Chicken Marbella Without the Chicken

The other day, I was thinking about Chicken Marbella, a dish that had a real moment in the 1980s, when it was made famous by Sheila Lukins and Julee Rosso in “The Silver Palate Cookbook.”

I imagined the main flavors of the dish — oregano and bay leaves, capers and red wine vinegar, prunes and green olives — would be so good with big, thin-skinned, very creamy beans and some crisp, roasted fingerling potatoes. All that brine and tang! All that sweetness!

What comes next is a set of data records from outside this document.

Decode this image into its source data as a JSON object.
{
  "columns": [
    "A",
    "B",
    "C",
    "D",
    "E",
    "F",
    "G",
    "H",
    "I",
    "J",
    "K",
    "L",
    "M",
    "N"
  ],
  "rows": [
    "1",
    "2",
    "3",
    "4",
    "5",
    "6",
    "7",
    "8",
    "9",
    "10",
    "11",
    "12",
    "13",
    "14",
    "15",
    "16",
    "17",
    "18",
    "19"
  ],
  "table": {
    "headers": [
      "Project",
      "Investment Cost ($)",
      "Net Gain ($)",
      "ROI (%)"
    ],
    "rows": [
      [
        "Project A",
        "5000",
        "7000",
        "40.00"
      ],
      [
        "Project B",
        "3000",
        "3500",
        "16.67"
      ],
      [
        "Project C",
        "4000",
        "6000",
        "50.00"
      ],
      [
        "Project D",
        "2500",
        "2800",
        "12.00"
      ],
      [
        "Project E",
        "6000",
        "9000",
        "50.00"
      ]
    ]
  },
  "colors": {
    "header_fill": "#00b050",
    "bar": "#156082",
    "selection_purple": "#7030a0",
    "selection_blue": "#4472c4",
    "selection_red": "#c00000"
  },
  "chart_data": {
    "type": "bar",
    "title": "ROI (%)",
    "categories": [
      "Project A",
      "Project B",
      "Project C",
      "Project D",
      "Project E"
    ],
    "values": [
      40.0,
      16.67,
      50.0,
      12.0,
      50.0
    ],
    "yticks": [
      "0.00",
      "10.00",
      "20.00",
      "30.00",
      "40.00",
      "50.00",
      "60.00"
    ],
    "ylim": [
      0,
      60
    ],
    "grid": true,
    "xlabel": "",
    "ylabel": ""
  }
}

It’s always a bit of fun to remake a dish you like by applying its core set of flavors to beans — beans piccata, beans alla vodka, beans caprese, etc.

Here’s a go at Beans Marbella:

Simmer dried beans with bay leaves and dried oregano until very tender. Roast a sheet pan of halved fingerling potatoes until golden brown and tender all the way through. In a skillet, sauté a few cloves of chopped garlic. As the edges of the garlic start to color, add a splash of red wine and reduce it by about half.

Add the beans and just enough of the cooking liquid to cover them. Taste and season with salt and pepper, then top the beans with halved green olives, roughly chopped prunes and a glug of olive oil. Simmer on the stovetop for about 10 minutes. In a bowl, mix the roasted potatoes with a handful of torn parsley, chopped capers, shallots soaked in red wine vinegar, and olive oil, and scatter on top of the beans.

I used fingerlings because they’re at the farmers’ markets right now in Los Angeles, but I think that salad-y topping over the beans could just as easily have been made with browned summer squash, or roasted artichokes, or just some nice torn salad leaves and herbs.

If you’re drawn to all the great asparagus at the markets right now, I think Rick Martinez’s version of papadzules belongs on your to-cook list. The dish revolves around a delicious sauce that he makes in a blender by puréeing pepitas, scallions, garlic, jalapeños, cilantro and lime juice. Dip warm tortillas right into that luxuriously creamy sauce, then roll them up with seasoned boiled eggs and asparagus — it’s a simple and truly special spring dish.

If all you’re seeing is that skinny, pencil-thin asparagus, a pound of that would actually be perfect for Kay Chun’s quick black pepper stir-fried tofu. Kay suggests serving it with rice or lettuce cups, which doesn’t mean you can’t serve it with both rice and lettuce cups, a particularly satisfying combination.